4857 sayılı İş Kanununun 18/son maddesi uyarınca, "işletmenin bütününü sevk ve idare eden işveren vekili ve yardımcıları ile işyerinin bütününü sevk ve idare eden ve işçiyi işe alma ve işten çıkarma yetkisi bulunan işveren vekilleri" iş güvencesi kapsamından yararlanamazlar. Somut olarak düşünülürse işletmenin bütününü sevk ve idare eden işveren vekilinin genel müdür; yardımcılarınınsa genel müdür yardımcıları olduğu söylenebilir. O halde personel müdürü, finans koordinatörü gibi kimseler bu kapsamda değerlendirilemez. Somut olayda davacının yönetim kurulu üyesi ve üst düzey yöneticiliği yapması, iş güvencesi kapsamına girmesine engel teşkil etmez. Zira davacı finans koordinatörü olarak işletmenin bütününü sevk ve idare eden işveren vekili konumunda değildir. Davacının şirketi diğer bir üye ile birlikte hukuki işlemlerde temsil etmesi sonuca etkili olamaz. Mahkemece yazılı şekilde davanın reddi hatalı bulunmuştur. Dosyadaki delillere göre, iş sözleşmesinin davacının davranışlarından kaynaklanan nedenlerle feshedilmesine rağmen, savunmasının alınmadığı, feshin geçerli nedenlere dayanmadığı anlaşılmaktadır. 4857 sayılı İş Kanunun da düzenlenen ve feshin geçersizliğinin sonucuna bağlanan işe başlatmama tazminatı ve boşta geçen süre ücret alacağı, davacının başvurusu ve davalının işe başlatmaması halinde uygulanması gereken tespit niteliğinde hükümler olduğundan, miktar belirtilmeksizin karar altına alınmalıdır. Ayrıca işe başlatmama tazminatı ve boşta geçen süre ücreti talep olmasa da resen dikkate alınmalıdır. Keza tespit niteliğindeki bu hüküm nedeni ile karar harcı ve vekalet ücretinin maktu olarak takdiri gerekir.
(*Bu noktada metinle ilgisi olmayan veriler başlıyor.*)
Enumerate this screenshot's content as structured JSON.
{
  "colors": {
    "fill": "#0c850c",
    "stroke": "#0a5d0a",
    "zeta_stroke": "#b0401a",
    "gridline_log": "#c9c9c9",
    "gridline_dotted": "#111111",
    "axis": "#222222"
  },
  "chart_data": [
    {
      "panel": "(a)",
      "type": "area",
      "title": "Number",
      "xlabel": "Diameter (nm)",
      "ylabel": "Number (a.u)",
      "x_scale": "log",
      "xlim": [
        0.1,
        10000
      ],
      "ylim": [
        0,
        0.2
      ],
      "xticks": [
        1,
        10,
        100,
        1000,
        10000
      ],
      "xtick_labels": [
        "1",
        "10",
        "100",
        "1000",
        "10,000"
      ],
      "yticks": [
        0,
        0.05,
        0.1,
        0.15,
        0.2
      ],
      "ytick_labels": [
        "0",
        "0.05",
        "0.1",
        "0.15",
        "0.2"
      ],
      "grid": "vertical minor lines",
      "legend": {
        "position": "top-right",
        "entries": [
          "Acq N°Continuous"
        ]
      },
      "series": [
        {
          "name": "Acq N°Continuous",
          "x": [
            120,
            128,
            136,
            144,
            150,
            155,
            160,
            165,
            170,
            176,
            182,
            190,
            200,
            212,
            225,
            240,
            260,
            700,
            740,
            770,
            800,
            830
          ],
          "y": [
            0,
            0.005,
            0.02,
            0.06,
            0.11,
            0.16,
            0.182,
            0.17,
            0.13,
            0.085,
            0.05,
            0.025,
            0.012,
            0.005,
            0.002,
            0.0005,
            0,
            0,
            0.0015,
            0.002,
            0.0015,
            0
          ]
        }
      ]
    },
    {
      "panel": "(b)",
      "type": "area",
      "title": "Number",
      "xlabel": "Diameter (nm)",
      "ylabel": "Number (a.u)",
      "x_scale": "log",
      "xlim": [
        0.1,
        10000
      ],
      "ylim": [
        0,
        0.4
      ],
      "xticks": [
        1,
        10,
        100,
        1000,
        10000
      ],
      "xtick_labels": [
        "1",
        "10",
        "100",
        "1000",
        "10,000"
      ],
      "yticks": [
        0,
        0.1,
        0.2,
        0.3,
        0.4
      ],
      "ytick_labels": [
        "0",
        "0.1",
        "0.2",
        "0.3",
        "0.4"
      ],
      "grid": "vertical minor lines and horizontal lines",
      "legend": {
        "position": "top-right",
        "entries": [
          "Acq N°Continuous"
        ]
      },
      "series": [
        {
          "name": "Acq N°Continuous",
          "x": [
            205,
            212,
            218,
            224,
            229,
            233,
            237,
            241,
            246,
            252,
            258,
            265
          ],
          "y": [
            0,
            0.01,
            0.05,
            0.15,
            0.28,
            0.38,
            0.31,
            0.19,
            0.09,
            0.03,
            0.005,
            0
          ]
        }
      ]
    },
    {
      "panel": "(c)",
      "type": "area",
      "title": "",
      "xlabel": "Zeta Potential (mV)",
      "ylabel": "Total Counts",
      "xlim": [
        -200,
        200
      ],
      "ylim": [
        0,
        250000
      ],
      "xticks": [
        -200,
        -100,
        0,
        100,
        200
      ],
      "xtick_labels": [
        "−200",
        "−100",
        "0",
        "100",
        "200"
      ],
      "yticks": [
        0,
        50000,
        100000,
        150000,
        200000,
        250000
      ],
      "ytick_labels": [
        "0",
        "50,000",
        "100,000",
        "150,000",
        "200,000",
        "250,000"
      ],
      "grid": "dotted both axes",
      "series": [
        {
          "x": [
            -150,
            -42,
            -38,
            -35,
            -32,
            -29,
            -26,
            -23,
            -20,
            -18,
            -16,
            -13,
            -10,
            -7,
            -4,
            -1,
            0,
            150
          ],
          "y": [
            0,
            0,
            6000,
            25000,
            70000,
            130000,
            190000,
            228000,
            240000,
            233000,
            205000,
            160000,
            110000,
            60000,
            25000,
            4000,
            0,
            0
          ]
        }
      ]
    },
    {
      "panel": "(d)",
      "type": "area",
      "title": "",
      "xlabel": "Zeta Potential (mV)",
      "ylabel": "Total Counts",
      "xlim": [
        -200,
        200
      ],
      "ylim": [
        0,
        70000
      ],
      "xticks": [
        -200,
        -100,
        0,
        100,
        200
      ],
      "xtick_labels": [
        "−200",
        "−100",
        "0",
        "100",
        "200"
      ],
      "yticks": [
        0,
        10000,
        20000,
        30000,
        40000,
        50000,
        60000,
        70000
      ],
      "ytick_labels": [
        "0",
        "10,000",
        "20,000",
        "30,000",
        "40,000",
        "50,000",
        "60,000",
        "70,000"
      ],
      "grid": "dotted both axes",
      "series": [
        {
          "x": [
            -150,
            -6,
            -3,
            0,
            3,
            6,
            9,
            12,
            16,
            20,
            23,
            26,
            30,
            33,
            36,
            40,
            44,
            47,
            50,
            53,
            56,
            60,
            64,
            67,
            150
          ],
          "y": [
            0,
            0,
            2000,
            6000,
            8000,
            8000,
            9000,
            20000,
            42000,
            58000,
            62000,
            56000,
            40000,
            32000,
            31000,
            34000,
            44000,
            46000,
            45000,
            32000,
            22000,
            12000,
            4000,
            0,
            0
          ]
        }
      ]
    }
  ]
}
4857 sayılı İş Yasasının 20/3 maddesi uyarınca Dairemizce aşağıdaki şekilde karar verilmiştir.

Sonuç: Yukarıda açıklanan gerekçe ile;

1- Ankara 9. İş Mahkemesinin kararının BOZULARAK ORTADAN KALDIRILMASINA,

2- Feshin GEÇERSİZLİĞİNE ve davacının İŞE İADESİNE,

3- Davacının yasal süre içinde başvurusuna rağmen davalı işverence süresi içinde işe başlatılmaması halinde ödenmesi gereken tazminat miktarının davacının kıdemi, fesih nedeni dikkate alınarak takdiren davacının 4 aylık brüt ücreti tutarında BELİRLENMESİNE,

4- Davacı işçinin işe iadesi için işverene süresi içinde müracaatı halinde hak kazanılacak olan ve kararın kesinleşmesine kadar en çok 4 aya kadar ücret ve diğer haklarının davalıdan tahsilinin GEREKTİĞİNE,

5- Harç peşin alındığından yeniden alınmasına yer olmadığına,

6- Davacının yapmış olduğu 35.200.000 TL yargılama giderinin davalıdan tahsili ile davacıya verilmesine, davalının yaptığı yargılama giderinin üzerinde bırakılmasına,

7- Karar tarihinde yürürlükte bulunan tarifeye göre 350.000.000.-TL ücreti vekaletin davalıdan alınarak davacıya verilmesine,

8- Peşin alınan temyiz harcının isteği halinde ilgilisine iadesine,Kesin olarak 6.12.2004 gününde oybirliği ile karar verildi.